Avian colibacillosis is the most significant infectious bacterial disease of poultry worldwide. Many antimicrobial-resistant Escherichia coli pathogens are increased due to drug overusing in veterinary medicine and animals feed. The objective of this study was to observe the in vitro inhibitory effect of garlic (Allium sativum) as alternative natural agent against Escherichia coli isolates and their virulence genes expression. The antimicrobial effects of aqueous and ethanolic garlic extracts against multidrug-resistant (MDR) E. coli isolates were studied using agar well-diffusion method as well as the minimum inhibitory concentration (MIC) of garlic and consequently their subinhibitory concentration (SIC) (the concentration of garlic that did not inhibit E. coli growth after 24 hr. incubation at 37ºC) were calculated by a modification of broth macrodilution method.
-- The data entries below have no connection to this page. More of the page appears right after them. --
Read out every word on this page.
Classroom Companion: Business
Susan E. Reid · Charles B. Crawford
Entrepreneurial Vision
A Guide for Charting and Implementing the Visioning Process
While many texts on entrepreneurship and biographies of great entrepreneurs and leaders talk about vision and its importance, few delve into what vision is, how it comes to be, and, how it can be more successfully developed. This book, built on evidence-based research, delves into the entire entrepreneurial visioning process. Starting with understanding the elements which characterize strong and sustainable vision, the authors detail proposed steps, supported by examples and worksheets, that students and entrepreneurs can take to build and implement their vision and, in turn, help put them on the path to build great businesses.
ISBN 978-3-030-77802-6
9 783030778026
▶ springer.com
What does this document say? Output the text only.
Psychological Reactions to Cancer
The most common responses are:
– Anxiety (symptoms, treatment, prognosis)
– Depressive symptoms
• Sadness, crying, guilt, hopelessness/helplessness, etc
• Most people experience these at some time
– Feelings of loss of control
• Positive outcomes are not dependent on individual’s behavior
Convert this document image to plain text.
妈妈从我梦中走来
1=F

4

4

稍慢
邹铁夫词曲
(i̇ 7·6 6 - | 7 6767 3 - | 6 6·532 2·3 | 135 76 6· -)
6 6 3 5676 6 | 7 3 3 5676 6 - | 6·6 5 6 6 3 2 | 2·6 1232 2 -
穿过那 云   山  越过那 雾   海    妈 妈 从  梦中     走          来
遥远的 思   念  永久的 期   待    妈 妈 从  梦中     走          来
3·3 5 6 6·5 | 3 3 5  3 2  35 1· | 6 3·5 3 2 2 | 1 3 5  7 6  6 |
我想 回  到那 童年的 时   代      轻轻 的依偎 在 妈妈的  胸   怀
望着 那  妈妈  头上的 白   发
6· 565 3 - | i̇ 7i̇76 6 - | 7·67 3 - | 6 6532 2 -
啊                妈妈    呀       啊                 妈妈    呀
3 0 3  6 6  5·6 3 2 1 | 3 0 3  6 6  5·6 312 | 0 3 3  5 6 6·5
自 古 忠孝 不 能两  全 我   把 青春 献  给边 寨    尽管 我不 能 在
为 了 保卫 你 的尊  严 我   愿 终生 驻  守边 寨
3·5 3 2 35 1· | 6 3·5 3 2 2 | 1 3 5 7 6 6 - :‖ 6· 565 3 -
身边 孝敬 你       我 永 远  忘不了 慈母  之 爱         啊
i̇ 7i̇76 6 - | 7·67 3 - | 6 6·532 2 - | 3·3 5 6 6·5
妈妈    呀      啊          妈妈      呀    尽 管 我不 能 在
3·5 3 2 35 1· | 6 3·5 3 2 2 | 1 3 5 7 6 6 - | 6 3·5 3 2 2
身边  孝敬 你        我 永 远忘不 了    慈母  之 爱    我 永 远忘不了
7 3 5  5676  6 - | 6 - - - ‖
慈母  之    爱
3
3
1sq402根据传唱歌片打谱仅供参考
The E. coli virulence was assessed via mRNA expression of their genes such as increased serum survival (iss), verotoxine (vt2e) and intimin (eaeA) before and after garlic treatment using reverse transcriptase real time PCR. One hundred and thirteen (46.12%) of 245 isolates were identified as E. coli that were highly recorded in intestinal samples as 64.60% followed by liver 24.77% then heart 10.6%. The most chemotherapeutic resistant 14 E. coli isolates showed high garlic susceptibility rates mainly for aqueous extract and had nine different serotypes, the most predominant one was O146 of 21.42%. The complete inhibition of and downregulating of eaeA and vt2e genes expression were proved respectively in the E. coli treated isolates with garlic SIC (1%). In conclusion, the garlic supplementation through feed can reduce infection by E. coli via decrescent their toxin production and may be the adhesion ability to the intestinal mucosa of the host either animal or human.